The collection spans more than 60 years of movie musical history from “The Jazz Singer” (1929) to the original film version of “Hairspray”(1988). My favorite highlights include:
“Broadway Melody of 1929”
Representing the beginning of the art form, the film won the 1928-29 Academy Award for Outstanding Picture. The “All Talking! All Singing! All Dancing!” hit raked in $4 million at the box office – 35 cents at a time.
“An American in Paris”
Who could resist Gene Kelly as an ex-GI who loves Paris along with Vincent Minnelli’s lush direction? The closing ballet clinched six Oscars for the film and had me pirouetting in my living room.
Take the leap for two more picks and clips!
Willkommen! Liza Minnelli’s performance was perhaps not quite as garish or strung out as Christopher Isherwood’s original description of Sally Bowles, which eventually became the inspiration for the play “I Am a Camera” and subsequent musical adaptation.

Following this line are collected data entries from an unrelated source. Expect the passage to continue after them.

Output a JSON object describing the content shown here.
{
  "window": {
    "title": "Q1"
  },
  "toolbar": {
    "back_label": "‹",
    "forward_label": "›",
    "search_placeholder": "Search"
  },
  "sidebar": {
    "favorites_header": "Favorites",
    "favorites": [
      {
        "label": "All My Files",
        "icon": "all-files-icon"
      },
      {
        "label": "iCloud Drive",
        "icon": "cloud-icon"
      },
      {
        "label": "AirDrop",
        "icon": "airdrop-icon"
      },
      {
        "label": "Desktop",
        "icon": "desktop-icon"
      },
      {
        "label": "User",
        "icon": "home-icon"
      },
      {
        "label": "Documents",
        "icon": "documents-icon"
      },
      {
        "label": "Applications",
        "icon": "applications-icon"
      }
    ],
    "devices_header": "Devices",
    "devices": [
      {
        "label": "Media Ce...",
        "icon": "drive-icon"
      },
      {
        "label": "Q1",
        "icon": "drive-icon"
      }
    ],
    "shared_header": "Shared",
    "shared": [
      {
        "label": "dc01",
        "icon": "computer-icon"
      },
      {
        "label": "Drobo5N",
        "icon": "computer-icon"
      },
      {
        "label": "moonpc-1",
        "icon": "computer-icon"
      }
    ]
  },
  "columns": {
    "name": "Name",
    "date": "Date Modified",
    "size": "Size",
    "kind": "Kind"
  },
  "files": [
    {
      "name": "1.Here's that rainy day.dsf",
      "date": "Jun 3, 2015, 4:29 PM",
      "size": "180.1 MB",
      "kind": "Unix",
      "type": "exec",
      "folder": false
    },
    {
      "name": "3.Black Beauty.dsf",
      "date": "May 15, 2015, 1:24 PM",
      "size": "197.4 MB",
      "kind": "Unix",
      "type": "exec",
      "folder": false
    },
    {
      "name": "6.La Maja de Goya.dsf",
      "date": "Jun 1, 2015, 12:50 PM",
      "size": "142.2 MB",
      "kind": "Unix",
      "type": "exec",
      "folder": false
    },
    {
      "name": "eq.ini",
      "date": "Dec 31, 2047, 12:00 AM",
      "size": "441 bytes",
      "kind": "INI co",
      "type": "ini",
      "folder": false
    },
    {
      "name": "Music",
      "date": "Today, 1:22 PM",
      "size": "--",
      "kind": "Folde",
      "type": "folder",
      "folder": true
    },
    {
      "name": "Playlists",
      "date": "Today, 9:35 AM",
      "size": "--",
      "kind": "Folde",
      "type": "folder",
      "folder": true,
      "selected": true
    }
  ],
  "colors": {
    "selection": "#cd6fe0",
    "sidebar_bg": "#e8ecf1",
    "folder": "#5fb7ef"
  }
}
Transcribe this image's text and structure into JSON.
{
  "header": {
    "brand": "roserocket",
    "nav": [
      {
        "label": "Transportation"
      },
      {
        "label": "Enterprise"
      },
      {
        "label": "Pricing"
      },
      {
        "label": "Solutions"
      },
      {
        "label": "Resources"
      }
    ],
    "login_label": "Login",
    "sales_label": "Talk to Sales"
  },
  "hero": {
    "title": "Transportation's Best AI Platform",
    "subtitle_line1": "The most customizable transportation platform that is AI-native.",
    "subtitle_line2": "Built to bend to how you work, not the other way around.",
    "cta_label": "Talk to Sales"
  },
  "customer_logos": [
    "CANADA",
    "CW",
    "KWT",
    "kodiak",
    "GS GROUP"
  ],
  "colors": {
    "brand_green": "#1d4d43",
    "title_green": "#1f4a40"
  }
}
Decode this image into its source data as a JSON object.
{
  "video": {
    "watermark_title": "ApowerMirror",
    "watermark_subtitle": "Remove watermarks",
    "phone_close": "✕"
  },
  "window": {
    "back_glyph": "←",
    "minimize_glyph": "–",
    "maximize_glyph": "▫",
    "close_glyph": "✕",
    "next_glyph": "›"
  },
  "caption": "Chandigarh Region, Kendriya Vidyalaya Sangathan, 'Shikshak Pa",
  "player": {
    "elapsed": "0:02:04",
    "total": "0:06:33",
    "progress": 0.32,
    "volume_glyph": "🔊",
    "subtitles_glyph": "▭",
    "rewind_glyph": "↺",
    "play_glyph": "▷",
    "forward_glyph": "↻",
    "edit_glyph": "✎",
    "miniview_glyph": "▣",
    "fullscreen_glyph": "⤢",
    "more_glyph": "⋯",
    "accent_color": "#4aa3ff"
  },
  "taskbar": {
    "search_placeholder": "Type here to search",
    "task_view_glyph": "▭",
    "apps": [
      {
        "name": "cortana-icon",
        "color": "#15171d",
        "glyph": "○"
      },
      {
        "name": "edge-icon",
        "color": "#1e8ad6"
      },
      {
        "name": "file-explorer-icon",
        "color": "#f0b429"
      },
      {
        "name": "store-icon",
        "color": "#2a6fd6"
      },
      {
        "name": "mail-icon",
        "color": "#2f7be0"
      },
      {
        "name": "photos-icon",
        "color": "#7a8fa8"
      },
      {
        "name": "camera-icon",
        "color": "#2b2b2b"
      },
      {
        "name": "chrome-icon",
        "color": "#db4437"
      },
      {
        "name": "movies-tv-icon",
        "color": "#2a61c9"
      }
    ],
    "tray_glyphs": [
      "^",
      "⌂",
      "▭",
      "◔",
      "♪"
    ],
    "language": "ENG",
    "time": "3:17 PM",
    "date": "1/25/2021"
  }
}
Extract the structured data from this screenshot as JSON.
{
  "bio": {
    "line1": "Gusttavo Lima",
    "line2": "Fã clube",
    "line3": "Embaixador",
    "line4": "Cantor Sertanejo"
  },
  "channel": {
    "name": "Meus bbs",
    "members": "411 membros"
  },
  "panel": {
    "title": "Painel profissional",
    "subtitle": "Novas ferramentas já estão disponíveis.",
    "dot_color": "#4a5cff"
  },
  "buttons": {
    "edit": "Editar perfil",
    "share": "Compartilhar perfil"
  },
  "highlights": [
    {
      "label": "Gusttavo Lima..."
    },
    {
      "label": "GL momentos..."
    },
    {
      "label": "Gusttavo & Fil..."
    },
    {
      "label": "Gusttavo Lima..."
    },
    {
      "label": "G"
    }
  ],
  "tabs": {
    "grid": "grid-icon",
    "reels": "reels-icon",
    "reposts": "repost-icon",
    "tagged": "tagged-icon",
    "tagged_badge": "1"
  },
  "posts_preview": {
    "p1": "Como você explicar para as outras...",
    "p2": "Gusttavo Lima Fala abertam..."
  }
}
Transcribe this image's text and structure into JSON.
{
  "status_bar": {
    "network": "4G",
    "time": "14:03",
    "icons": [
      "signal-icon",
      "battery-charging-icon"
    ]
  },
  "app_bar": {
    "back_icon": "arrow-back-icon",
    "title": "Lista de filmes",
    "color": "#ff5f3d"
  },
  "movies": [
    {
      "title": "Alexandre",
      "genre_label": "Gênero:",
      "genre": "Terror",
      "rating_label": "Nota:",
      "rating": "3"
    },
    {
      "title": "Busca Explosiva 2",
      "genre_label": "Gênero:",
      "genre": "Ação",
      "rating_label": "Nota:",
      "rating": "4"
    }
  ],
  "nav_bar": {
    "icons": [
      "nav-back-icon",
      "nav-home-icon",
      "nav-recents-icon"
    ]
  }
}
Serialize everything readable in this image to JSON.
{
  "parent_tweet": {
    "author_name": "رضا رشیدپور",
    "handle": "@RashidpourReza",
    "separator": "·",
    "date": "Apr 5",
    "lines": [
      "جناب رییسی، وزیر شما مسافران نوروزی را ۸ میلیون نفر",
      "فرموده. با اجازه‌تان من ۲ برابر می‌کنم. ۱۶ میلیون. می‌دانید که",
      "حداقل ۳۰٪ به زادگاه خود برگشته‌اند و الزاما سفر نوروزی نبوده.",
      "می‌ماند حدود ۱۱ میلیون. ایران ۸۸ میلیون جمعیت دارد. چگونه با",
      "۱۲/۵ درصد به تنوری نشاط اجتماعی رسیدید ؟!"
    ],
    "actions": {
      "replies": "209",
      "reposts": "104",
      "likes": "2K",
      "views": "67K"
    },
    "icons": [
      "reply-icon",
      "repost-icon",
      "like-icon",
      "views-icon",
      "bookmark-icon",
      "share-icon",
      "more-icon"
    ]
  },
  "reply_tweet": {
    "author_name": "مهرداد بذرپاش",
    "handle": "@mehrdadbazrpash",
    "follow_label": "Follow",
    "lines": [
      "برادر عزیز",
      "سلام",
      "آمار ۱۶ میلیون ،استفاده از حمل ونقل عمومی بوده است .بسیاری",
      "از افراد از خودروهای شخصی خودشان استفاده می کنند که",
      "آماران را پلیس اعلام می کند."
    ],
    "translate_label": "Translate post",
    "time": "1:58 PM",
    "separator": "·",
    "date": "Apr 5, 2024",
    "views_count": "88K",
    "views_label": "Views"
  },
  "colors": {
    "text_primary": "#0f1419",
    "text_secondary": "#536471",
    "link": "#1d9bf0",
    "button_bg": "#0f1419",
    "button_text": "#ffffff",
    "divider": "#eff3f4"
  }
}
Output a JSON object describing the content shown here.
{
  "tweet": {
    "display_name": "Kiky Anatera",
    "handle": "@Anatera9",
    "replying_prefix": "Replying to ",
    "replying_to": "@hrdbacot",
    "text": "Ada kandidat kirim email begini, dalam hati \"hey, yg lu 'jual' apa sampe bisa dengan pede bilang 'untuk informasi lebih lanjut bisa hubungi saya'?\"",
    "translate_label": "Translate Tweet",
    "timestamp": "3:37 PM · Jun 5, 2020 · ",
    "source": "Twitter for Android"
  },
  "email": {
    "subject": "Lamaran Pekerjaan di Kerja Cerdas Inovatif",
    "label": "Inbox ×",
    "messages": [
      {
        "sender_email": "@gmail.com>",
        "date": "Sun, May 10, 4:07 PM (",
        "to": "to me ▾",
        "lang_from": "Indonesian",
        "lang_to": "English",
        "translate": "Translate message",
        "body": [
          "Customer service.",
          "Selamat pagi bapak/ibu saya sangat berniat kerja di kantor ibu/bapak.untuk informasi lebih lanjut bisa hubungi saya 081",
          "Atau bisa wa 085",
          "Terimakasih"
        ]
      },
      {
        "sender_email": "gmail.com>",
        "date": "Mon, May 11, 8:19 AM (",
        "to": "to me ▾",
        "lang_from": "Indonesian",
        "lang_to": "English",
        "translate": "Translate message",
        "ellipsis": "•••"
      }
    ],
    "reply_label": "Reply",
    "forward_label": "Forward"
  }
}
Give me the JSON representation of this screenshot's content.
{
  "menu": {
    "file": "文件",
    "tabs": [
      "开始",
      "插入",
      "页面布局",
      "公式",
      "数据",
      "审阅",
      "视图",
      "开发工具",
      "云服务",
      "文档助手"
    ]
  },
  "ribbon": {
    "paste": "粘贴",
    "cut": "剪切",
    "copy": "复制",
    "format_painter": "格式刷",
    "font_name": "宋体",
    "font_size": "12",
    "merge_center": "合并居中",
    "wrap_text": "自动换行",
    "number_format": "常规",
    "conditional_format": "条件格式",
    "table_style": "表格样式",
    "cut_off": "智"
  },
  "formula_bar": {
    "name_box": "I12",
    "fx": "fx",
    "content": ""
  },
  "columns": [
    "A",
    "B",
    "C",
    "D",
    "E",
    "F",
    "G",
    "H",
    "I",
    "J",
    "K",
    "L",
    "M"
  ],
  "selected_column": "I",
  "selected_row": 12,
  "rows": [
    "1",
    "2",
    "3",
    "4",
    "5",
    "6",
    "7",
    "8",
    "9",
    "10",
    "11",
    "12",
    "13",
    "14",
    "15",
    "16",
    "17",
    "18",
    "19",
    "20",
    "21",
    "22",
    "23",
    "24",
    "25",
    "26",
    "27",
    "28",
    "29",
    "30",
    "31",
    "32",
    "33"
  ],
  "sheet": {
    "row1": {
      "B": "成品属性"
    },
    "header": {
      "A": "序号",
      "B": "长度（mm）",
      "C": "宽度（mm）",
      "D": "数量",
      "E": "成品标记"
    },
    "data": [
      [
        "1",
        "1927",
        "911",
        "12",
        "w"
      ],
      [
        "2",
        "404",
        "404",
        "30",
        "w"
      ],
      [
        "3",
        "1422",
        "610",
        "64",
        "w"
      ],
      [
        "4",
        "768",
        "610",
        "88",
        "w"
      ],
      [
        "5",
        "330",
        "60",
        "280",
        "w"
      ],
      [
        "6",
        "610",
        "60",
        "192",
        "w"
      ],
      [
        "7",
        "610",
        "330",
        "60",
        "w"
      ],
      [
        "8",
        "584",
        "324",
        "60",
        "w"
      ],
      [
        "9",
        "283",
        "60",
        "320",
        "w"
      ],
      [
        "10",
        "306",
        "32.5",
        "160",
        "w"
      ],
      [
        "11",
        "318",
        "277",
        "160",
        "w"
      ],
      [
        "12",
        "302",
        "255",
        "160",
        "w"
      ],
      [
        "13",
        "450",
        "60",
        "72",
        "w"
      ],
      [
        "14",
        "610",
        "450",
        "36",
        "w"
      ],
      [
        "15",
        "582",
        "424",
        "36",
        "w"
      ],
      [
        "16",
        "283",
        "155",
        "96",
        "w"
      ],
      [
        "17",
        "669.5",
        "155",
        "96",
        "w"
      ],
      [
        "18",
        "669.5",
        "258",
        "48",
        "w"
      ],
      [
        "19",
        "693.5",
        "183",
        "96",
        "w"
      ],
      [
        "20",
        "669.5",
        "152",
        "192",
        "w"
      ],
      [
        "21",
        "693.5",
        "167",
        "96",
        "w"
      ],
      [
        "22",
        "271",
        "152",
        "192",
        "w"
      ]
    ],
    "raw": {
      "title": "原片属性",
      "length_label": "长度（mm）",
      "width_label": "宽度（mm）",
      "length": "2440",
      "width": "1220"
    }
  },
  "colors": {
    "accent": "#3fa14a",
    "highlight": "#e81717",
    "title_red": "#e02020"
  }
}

It is a star turn, though, and just as captivating today as it must have been during its original 1972 release.
“Little Shop of Horrors”
Once I became too old to pretend I was Little Orphan Annie (with a red terrycloth towel wrapped around my head), Seymour became my next go-to inspiration. The nebbish shop clerk with a knack for horticulture hit the big screen in 1986 and while the film feels a bit technologically dated, Ellen Greene’s stage role reprisal as Audrey is heartfelt.